Heidi was dead. Gone forever.

There was no sound on the tape. Heidi kept walking. Suddenly, she stopped and looked up. There was a man in a baseball cap and a blond woman. They did indeed look young. Later, the second and the third and the fourth time Johanna watched the tape, she would try to make out their facial features more, but at this height and this angle, there wasn’t much to see. Eventually, she would send it to county and let them get their computer guys and techno-whizzes to get whatever they could from the tape.

But not just yet.

At first, watching silently, it did indeed appear as though the young couple was asking for directions. That might make sense to a casual observer. But as time passed, Johanna felt the room chill. The conversation was taking much too long for this to just be about directions, for one thing. But more than that, Johanna knew her friend. She knew her mannerisms and her body language, and right now, even watching silently, Johanna could see that they were both all wrong.
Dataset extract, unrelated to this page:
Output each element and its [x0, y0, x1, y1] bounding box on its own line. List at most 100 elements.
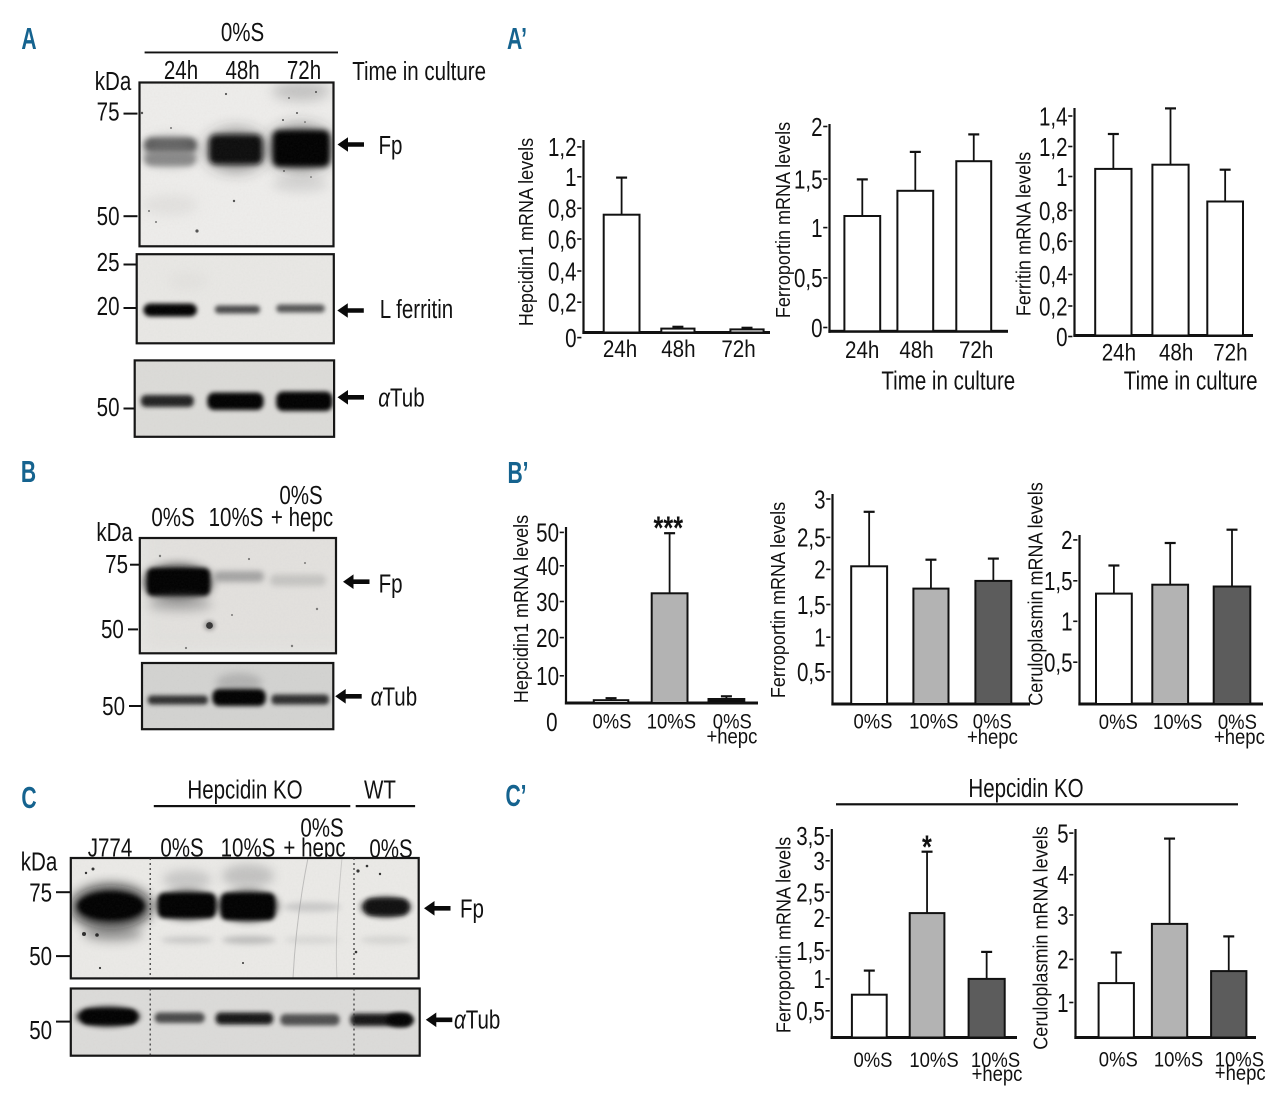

As the conversation continued, Johanna grew more and more
still. At one point, Johanna was sure that she even saw her friend’s legs buckle. A minute later, the young couple got into their car and drove away. For almost a full minute, Heidi just stood in the lot, dazed, lost, before she got into her car. From her angle, Johanna could no longer see her friend. But time passed. Ten seconds. Twenty, thirty. Then, suddenly, there was movement in the front windshield. Johanna squinted and moved closer. It was hard to see, hard to make out, but Johanna recognized it now.

Heidi’s hair spread out like a fan.

Oh no. . . .

Heidi had lowered her head to the steering wheel, the same way she had done twenty years ago when Johanna had told her about the miscarriage.

She was, Johanna was certain, crying.

“What the hell did they say to you?” Johanna asked out loud.

She backed up the tape now and watched the young couple pull out of the parking lot. She slowed it down and then hit the pause button. She zoomed in, picked up her phone, and dialed in the number.

“Hey, Norbert,” she said, “I need you to run a license plate for me right away.”